What about those who oppose Trump?
I do not see that the liberal interventionists object to any of these policies — not if one goes by their underlying intent. Nor do I find this a surprise. Given who appears to shape administration policy, the objectors tend to focus sharply on Trump himself. It is not what the administration is doing, in other words, so much as Trump’s stated opposition to interventionist wars, his desire for more rational relations with Russia, and his willingness to negotiate with adversaries such as the North Koreans. The object is to extinguish all such thoughts in a campaign to protect interventionist ideology from all questions.

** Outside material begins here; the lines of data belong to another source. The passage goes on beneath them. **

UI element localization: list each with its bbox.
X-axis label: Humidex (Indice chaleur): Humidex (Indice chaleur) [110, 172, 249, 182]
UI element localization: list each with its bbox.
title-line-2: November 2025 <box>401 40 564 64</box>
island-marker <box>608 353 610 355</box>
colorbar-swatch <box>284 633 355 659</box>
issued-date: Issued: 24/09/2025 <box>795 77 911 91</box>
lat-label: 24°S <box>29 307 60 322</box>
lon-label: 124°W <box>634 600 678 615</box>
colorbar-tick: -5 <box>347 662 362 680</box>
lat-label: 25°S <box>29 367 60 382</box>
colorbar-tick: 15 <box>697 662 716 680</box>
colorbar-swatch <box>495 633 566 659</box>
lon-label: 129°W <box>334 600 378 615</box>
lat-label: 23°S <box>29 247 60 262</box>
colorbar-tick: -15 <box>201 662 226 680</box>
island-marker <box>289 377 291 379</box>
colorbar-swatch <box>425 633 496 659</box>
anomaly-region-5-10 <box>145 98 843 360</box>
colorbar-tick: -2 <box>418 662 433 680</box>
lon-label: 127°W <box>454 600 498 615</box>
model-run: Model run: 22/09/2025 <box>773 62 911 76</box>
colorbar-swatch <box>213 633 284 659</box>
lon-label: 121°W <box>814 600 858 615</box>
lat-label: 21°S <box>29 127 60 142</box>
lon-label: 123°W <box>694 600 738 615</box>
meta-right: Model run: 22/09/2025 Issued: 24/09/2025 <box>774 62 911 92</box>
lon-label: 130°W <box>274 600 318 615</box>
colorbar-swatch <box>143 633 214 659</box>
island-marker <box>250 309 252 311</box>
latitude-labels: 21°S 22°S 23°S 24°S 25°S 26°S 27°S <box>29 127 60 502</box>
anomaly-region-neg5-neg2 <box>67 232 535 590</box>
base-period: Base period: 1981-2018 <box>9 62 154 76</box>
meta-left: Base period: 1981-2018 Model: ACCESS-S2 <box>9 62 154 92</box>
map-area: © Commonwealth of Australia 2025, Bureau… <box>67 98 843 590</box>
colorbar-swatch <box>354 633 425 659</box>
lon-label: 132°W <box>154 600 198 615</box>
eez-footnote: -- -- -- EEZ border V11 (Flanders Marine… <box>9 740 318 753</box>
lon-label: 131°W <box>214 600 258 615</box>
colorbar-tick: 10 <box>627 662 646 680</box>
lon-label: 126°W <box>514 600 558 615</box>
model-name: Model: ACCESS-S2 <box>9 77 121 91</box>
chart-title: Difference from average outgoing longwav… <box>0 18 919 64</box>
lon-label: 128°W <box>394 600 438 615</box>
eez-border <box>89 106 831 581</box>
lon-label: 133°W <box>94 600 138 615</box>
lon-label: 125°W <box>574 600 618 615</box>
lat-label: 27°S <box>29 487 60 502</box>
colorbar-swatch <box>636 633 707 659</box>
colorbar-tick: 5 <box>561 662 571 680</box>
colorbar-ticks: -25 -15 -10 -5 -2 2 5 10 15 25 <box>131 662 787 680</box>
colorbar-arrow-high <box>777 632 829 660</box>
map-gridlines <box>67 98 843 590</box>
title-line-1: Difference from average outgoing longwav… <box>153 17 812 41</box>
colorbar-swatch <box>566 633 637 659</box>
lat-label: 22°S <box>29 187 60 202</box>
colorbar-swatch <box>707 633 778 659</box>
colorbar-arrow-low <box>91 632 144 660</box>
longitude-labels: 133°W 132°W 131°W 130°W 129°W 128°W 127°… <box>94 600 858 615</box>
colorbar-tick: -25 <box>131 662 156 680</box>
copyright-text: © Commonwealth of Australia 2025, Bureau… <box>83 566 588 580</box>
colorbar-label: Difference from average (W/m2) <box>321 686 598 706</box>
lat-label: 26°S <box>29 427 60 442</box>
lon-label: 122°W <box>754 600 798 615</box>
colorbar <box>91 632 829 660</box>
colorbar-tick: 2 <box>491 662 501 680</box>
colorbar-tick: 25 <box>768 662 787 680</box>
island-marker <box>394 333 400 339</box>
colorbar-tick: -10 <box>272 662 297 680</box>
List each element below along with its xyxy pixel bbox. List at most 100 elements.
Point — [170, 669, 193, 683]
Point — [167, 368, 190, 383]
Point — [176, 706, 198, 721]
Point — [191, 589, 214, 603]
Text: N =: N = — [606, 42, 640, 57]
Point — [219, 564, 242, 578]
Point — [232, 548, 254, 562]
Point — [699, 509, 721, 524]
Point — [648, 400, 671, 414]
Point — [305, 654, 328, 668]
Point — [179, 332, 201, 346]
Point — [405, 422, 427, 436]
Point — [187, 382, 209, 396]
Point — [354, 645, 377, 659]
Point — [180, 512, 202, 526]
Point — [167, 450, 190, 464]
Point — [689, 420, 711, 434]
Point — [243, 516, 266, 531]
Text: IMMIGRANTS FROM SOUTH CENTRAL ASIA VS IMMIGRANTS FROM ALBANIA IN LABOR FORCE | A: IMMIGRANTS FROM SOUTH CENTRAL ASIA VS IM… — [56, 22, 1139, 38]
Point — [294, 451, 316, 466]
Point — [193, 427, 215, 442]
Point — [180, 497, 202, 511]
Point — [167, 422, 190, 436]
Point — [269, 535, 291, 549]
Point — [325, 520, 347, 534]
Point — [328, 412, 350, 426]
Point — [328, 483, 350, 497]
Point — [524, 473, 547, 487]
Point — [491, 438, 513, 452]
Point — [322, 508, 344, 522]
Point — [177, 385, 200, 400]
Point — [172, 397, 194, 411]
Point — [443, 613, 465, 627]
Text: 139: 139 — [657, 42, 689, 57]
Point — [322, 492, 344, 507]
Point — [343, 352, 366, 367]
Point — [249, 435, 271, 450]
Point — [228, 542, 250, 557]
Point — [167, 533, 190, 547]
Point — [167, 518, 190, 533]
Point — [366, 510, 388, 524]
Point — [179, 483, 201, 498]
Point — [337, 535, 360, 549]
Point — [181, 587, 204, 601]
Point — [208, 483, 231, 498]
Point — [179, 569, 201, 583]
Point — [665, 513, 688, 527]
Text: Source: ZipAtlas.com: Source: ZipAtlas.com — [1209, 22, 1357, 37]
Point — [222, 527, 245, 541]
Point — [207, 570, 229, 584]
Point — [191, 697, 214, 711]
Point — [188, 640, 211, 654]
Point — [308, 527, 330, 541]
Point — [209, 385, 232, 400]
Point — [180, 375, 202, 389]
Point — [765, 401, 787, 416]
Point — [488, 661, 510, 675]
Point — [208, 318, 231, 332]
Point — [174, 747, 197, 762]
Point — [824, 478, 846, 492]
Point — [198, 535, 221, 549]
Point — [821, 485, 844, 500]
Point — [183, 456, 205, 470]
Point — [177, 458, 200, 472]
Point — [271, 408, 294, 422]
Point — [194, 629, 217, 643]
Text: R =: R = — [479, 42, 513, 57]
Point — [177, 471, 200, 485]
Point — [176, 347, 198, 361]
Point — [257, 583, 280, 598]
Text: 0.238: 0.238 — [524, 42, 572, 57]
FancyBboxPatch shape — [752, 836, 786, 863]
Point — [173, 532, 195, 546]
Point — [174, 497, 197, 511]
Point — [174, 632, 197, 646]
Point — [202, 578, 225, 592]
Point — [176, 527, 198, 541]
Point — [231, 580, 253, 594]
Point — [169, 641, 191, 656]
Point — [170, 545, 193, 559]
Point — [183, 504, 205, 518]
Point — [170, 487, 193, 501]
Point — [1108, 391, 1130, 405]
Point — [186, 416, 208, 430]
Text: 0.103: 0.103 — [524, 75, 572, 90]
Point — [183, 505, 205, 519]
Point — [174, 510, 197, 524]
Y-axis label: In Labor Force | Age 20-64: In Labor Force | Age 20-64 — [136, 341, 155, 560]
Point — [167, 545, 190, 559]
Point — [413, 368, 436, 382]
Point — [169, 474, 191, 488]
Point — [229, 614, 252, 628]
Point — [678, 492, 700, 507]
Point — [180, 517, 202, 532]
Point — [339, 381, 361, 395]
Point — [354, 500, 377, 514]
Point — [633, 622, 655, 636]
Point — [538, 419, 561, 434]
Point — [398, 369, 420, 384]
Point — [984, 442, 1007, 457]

The above paragraph bears brief explanation. The interventionists are emphatically on for the provocations in Northeast Asia, given they are as frightened of the negotiating table as Trump’s generals — with whom they appear to be well at home. In the case of Iran, they nurse every bit the administration’s irrational hatred but view the nuclear accord as tactically useful. As to the Jerusalem policy, yes, they stand decisively against it. Do they, too, favor a settlement that permanently disadvantages Palestinians to Israel’s benefit? I need not supply an answer.
On the other side of the ledger, is the rest of the world going to sit in amphitheaters annually and partake of America’s Russophobic obsessions? I am offering odds on this one. No one is interested in Washington’s notion of an Age of Enmity that never ends. There is an understanding of interdependence abroad that Washington appears to have no grasp of whatsoever.
All the current talk of leadership betokens a crisis to which no one in Washington has a sound, imaginative response. The administration tests its power to lead on the ground and the results come up short, the ensuing silence notwithstanding. Big-think theorists argue for a restoration, but what chance do they have of persuading others that the postwar disorder before us is to be seen as order? The past is past, night is still night and day, day. The world turns, as it plainly wants to.
The principal problem, in my view, can be stated in a single word: pretension. By this I mean the pretension to success, the pretension to enjoy the willing allegiance of others, the pretension that the world can proceed in no fashion other than what Americans determine is best. There is a lot of this around these days. It seems, indeed, to be the very fuel on which Washington runs. And if you assume I refer only to the man who would make America great again, think again: His apoplectic adversaries on “the left” — I cannot use this term in the American context without quotation marks — are at least as pretentious as the president. I would argue more so.